Soap Flakes Ingredients

Soap Flakes Ingredients
Photo Credit soap image by ivan kmit from Fotolia.com

Soap has not always contained the long list of ingredients found in today's products. Soap formulations have been known since at least the second century, when soaps were made from only two ingredients--a fatty acid source and a strong base. Centuries later, soaps routinely contain bleaches, chemicals, enzymes, perfumes and dyes. Pure soap flakes, however, are still available. Many companies tout their benefits, not only for individuals, but also for the environment.

Purified Water

Soap flakes are made from oils using a chemical process known as saponification. When a vegetable oil or animal fat is mixed with a strong alkali, soap and glycerin form. Purified water is used to dissolve the strong alkali, which would otherwise be a dry powder. Purified water is used to ensure that toxins, pollutants and microbes do not end up in the final product. Water from any source, physically processed to remove impurities, can be labeled purified. Common processes to obtain purified water include distillation and deionization.

Coconut Oil

Coconut oil has traditionally been used to make soap. Obtained from the dried inner flesh of the fruit, coconut oil provides fatty acids, such as lauric acid, capric acid, myristic acid and palmitic acid. During saponification, the fatty acids in coconut oil react with a strong base, such as sodium hydroxide, yielding glycerol, a crude soap product.
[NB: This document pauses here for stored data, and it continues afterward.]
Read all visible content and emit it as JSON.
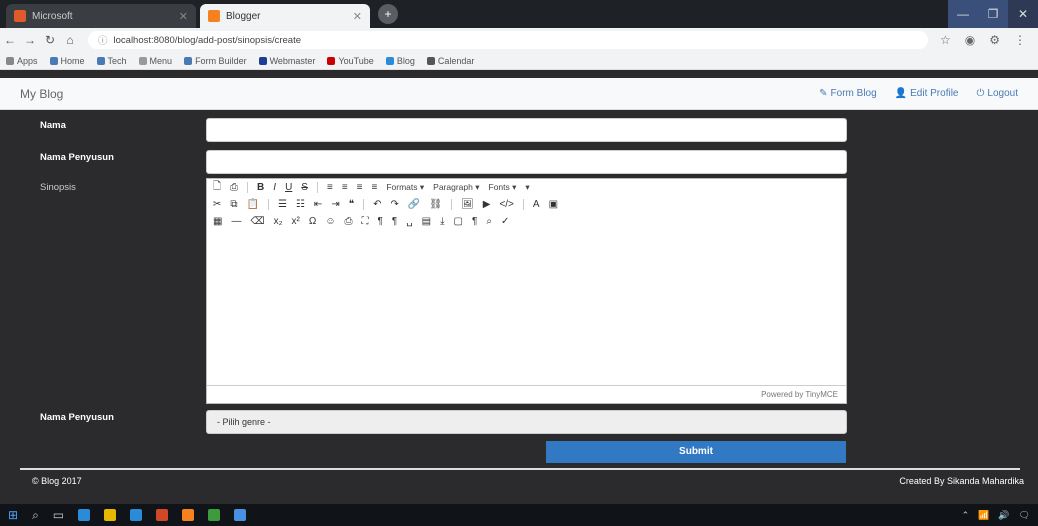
{
  "browser": {
    "tabs": [
      {
        "title": "Microsoft",
        "favicon_color": "#e05a2b"
      },
      {
        "title": "Blogger",
        "favicon_color": "#f5811f"
      }
    ],
    "url": "localhost:8080/blog/add-post/sinopsis/create",
    "bookmarks": [
      "Apps",
      "Home",
      "Tech",
      "Menu",
      "Form Builder",
      "Webmaster",
      "YouTube",
      "Blog",
      "Calendar"
    ],
    "colors": {
      "tab_bar": "#1e2126",
      "chrome": "#f1f3f4"
    }
  },
  "app": {
    "brand": "My Blog",
    "nav": [
      {
        "label": "Form Blog",
        "icon": "pencil-icon"
      },
      {
        "label": "Edit Profile",
        "icon": "user-icon"
      },
      {
        "label": "Logout",
        "icon": "power-icon"
      }
    ]
  },
  "form": {
    "fields": [
      {
        "label": "Nama"
      },
      {
        "label": "Nama Penyusun"
      }
    ],
    "editor": {
      "label": "Sinopsis",
      "dropdowns": [
        "Formats",
        "Paragraph",
        "Fonts"
      ],
      "status_text": "Powered by TinyMCE"
    },
    "genre": {
      "label": "Nama Penyusun",
      "value": "- Pilih genre -"
    },
    "submit_label": "Submit"
  },
  "footer": {
    "left": "© Blog 2017",
    "right": "Created By Sikanda Mahardika"
  },
  "accent_color": "#3279c3"
}
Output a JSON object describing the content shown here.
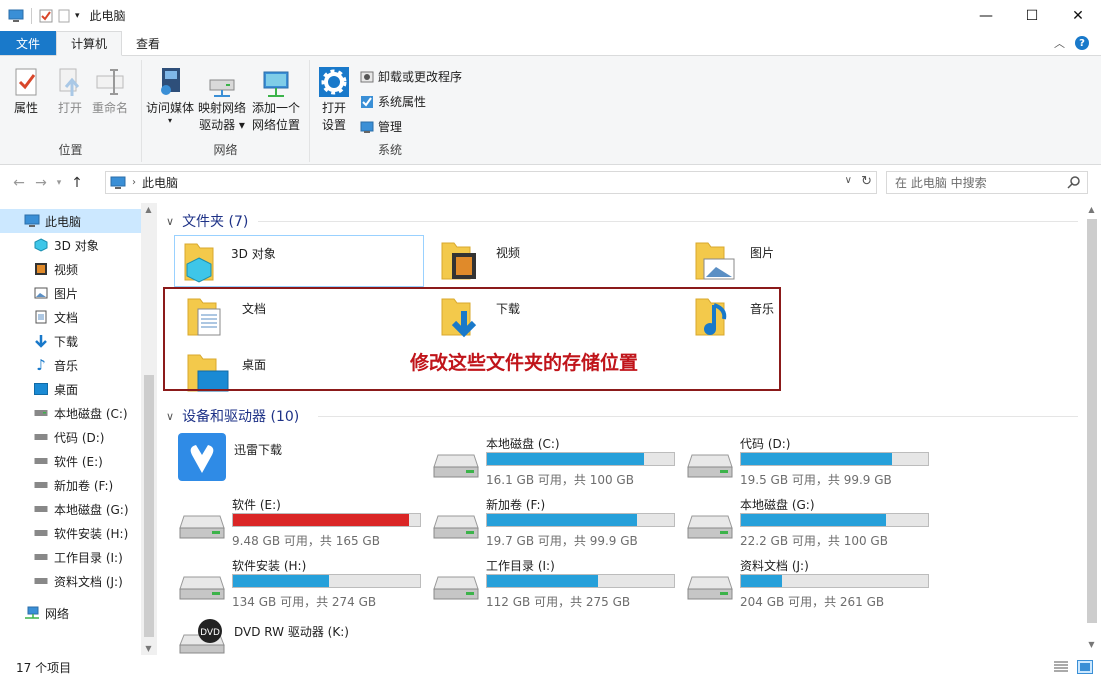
{
  "window": {
    "title": "此电脑"
  },
  "tabs": {
    "file": "文件",
    "computer": "计算机",
    "view": "查看"
  },
  "ribbon": {
    "location": {
      "title": "位置",
      "properties": "属性",
      "open": "打开",
      "rename": "重命名"
    },
    "network": {
      "title": "网络",
      "media_l1": "访问媒体",
      "map_l1": "映射网络",
      "map_l2": "驱动器",
      "add_l1": "添加一个",
      "add_l2": "网络位置"
    },
    "system": {
      "title": "系统",
      "settings_l1": "打开",
      "settings_l2": "设置",
      "uninstall": "卸载或更改程序",
      "sys_props": "系统属性",
      "manage": "管理"
    }
  },
  "address": {
    "crumb": "此电脑",
    "search_placeholder": "在 此电脑 中搜索"
  },
  "sidebar": {
    "items": [
      {
        "label": "此电脑",
        "icon": "computer-icon"
      },
      {
        "label": "3D 对象",
        "icon": "cube-icon"
      },
      {
        "label": "视频",
        "icon": "video-icon"
      },
      {
        "label": "图片",
        "icon": "picture-icon"
      },
      {
        "label": "文档",
        "icon": "document-icon"
      },
      {
        "label": "下载",
        "icon": "download-icon"
      },
      {
        "label": "音乐",
        "icon": "music-icon"
      },
      {
        "label": "桌面",
        "icon": "desktop-icon"
      },
      {
        "label": "本地磁盘 (C:)",
        "icon": "drive-icon"
      },
      {
        "label": "代码 (D:)",
        "icon": "drive-icon"
      },
      {
        "label": "软件 (E:)",
        "icon": "drive-icon"
      },
      {
        "label": "新加卷 (F:)",
        "icon": "drive-icon"
      },
      {
        "label": "本地磁盘 (G:)",
        "icon": "drive-icon"
      },
      {
        "label": "软件安装 (H:)",
        "icon": "drive-icon"
      },
      {
        "label": "工作目录 (I:)",
        "icon": "drive-icon"
      },
      {
        "label": "资料文档 (J:)",
        "icon": "drive-icon"
      },
      {
        "label": "网络",
        "icon": "network-icon"
      }
    ]
  },
  "folders": {
    "header": "文件夹 (7)",
    "items": [
      {
        "label": "3D 对象"
      },
      {
        "label": "视频"
      },
      {
        "label": "图片"
      },
      {
        "label": "文档"
      },
      {
        "label": "下载"
      },
      {
        "label": "音乐"
      },
      {
        "label": "桌面"
      }
    ]
  },
  "devices": {
    "header": "设备和驱动器 (10)",
    "app": {
      "label": "迅雷下载"
    },
    "drives": [
      {
        "name": "本地磁盘 (C:)",
        "info": "16.1 GB 可用，共 100 GB",
        "used_fraction": 0.839
      },
      {
        "name": "代码 (D:)",
        "info": "19.5 GB 可用，共 99.9 GB",
        "used_fraction": 0.805
      },
      {
        "name": "软件 (E:)",
        "info": "9.48 GB 可用，共 165 GB",
        "used_fraction": 0.943
      },
      {
        "name": "新加卷 (F:)",
        "info": "19.7 GB 可用，共 99.9 GB",
        "used_fraction": 0.803
      },
      {
        "name": "本地磁盘 (G:)",
        "info": "22.2 GB 可用，共 100 GB",
        "used_fraction": 0.778
      },
      {
        "name": "软件安装 (H:)",
        "info": "134 GB 可用，共 274 GB",
        "used_fraction": 0.511
      },
      {
        "name": "工作目录 (I:)",
        "info": "112 GB 可用，共 275 GB",
        "used_fraction": 0.593
      },
      {
        "name": "资料文档 (J:)",
        "info": "204 GB 可用，共 261 GB",
        "used_fraction": 0.218
      }
    ],
    "dvd": {
      "label": "DVD RW 驱动器 (K:)",
      "badge": "DVD"
    }
  },
  "annotation": {
    "text": "修改这些文件夹的存储位置"
  },
  "status": {
    "count": "17 个项目"
  }
}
The crude soap precipitates out of the solution by the addition of sodium chloride. Both water and glycerol are then removed, leaving behind the soap flakes.

Soybean Oil

Soybean oil is similar to coconut oil and also provides fatty acids for saponification. The oil is extracted or expressed from soybeans. Soybean oil primarily provides oleic, linoleic and linolenic triglycerides, as well as saturated acids. When the oil reacts with a strong base, such as sodium hydroxide, crude soap forms. Soap flakes are then purified away from the glycerol byproduct.